At Carolina, we discover and translate our science and creative endeavors to make tangible impacts for the public good. Creative endeavors on our campus transcend barriers and include discoveries that inform understanding of a wide range of mechanisms, but they also inform our understanding of humanity, and they advance intellectual and artistic exchange.
Each April our campus comes alive with a celebration of the arts, which will be particularly exemplified with Arts Everywhere Day on April 14. This year’s celebration, themed “You are an Artist,” will feature performances, installations, and creative activities across campus, including an all-day art fair in the Gift Plaza at the Frank Porter Graham Student Union.
But celebrating art on campus and beyond is not limited to one day, or month, and certainly not to one discipline. Discovery at its heart is creative. Art shapes how we create and think. Humanistic research captures and changes lives and brings people from diverse backgrounds and perspectives together. And Carolina scientists draw on the expertise of their colleagues in the fine arts and humanities to infuse creativity, and a human touch, into their innovations in fields like artificial intelligence (AI), robotics, imaging, novel therapies, and more.
Bridging data and computer science with the arts, the AI Project hopes to advance research and collaboration on the philosophical foundations and significance of artificial intelligence and virtual worlds.
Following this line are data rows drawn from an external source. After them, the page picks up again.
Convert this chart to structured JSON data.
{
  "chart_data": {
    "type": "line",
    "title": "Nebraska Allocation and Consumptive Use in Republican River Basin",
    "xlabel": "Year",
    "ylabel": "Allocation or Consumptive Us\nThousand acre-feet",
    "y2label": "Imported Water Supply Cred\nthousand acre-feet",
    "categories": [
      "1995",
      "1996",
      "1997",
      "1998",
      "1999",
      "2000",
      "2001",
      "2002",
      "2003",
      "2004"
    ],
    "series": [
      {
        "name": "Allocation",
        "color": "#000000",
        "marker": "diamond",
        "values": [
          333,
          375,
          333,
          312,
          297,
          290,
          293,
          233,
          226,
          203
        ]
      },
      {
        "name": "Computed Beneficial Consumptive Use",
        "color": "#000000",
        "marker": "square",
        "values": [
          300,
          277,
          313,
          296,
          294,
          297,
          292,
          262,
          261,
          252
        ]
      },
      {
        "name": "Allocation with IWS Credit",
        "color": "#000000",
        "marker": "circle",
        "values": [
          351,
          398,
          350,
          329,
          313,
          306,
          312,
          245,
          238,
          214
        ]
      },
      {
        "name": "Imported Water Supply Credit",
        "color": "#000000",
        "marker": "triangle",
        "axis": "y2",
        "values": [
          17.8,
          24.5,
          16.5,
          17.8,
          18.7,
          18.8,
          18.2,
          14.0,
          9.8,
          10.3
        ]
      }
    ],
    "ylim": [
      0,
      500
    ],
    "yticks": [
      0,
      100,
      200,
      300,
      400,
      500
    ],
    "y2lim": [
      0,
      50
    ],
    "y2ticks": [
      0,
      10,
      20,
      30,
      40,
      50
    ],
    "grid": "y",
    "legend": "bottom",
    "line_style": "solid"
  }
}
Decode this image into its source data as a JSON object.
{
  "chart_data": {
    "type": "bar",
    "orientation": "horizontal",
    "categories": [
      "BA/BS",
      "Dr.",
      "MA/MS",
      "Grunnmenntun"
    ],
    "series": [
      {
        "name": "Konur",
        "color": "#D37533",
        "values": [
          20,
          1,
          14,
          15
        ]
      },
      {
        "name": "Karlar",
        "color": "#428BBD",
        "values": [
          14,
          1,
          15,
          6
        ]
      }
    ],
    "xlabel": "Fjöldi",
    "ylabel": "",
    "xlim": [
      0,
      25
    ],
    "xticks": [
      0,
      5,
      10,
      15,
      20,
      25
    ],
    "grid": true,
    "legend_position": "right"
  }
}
The project is housed in the philosophy department and conducted in collaboration with computer science, linguistics, and the Parr Center for Ethics, and hopes to support researchers across campus so that they use the right ethical approaches in their research and share their findings and developments accurately.
Recently, an impressive 66×40 foot mural was painted on the exterior of the UNC Institue for Marine Sciences (IMS) in Morehead City. The three-story captivating display depicts the institute’s world-class research on storm surge, local species of fish that researchers are helping to protect, and people who live and work in the area that depend on the state’s coastal resources. The design process brought the greater community together to contribute to the mural and preserve the beauty of Carteret County.
Community engagement is a vital component of impactful scholarship. Recently, a faculty member and graduate student from the UNC Gillings School of Global Public Health were awarded the Engaged Scholarship Prize from North Carolina Campus Engagement, a collaborative network of 38 colleges and universities committed to educating students for civic and social responsibility, partnering with communities for positive change, and strengthening democracy. Dane Emmerling, a health behavior assistant professor, was recognized for his work in using community-based partnerships to build trust, increase transparency, share decision-making, and improve the quality of data and research products. Graduate student Elana Jaffe was awarded the prize for pursuing engaged scholarship that centers women’s experiences of menopause and access to resources for menopause management in carceral settings.
In the Office of the Vice Chancellor for Research, we go further than recognizing artistic endeavors. Each year our office partners with the UNC Institute for Arts and Humanities to provide Arts and Humanities Research Grants. The program offers up to $7,500 in funding for scholarly, creative, and artistic pursuits, led by either individual faculty or teams. The FY23-24 Art and Humanities Research Grants request for applications is now live, and this year’s deadline is May 19.
Last year, we awarded eight grants for creative scholarship that culminated in books, albums, and events, including funding English Professor Florence Dore’s traveling humanities program. Dore teaches courses at Carolina in songwriting, contemporary fiction, and the American novel; published a book and released an album last year; and is currently (with the support of the Arts and Humanities Research Grant) touring the country performing shows that blend music and classroom-like discussions on democracy and civic belonging.
Belonging was one of many emotional themes represented in “Omar,” an opera from MacArthur Award-winning musician Rhiannon Giddens, which was performed in Memorial Hall this past February. The opera drew inspiration from the 1831 autobiography of Omar ibn Said, the only known complete autobiography written by an enslaved person in Arabic. Additional resources, including texts found in Carolina’s Louis Round Wilson Library, provided historical context for the work.
Giddens is the current Southern Future’s artist-in-residency, a role she began in 2022 that will last for three years. During that time, she will focus on discovering and sharing cultural artifacts and local histories on topics central to Southern Futures. Through her research and conversations, Giddens will contribute to a better and more truthful understanding of what life was like in and around North Carolina at the turn of the 20th century.
Being involved in the research enterprise at Carolina means having the opportunity to witness first-hand the ways in which art influences science and science influences art. Other examples include David Gotz’s data visualization work, applying advanced imaging technologies and techniques to improve our understanding of cellular processes, the use of music therapy to help young patients cope with prolonged hospitalization, reports and graphs produced by Carolina Demography representing North Carolina’s economic and population growth, and so many more. The art of data visualization and imaging are critical elements of discovery and the application and dissemination of our research. These are just a few examples of the incredible creativity that shapes the questions we ask in our labs, with our data, and with people and communities.
The event coordinators of Arts Everywhere have developed a calendar of opportunities for celebrating the arts beyond the 14th, and I would encourage you to view it and attend any events you can. Art is everywhere; across our campus, and our state, and it provides critical inspiration and contribution to the work of our researchers. Creativity truly powers discovery.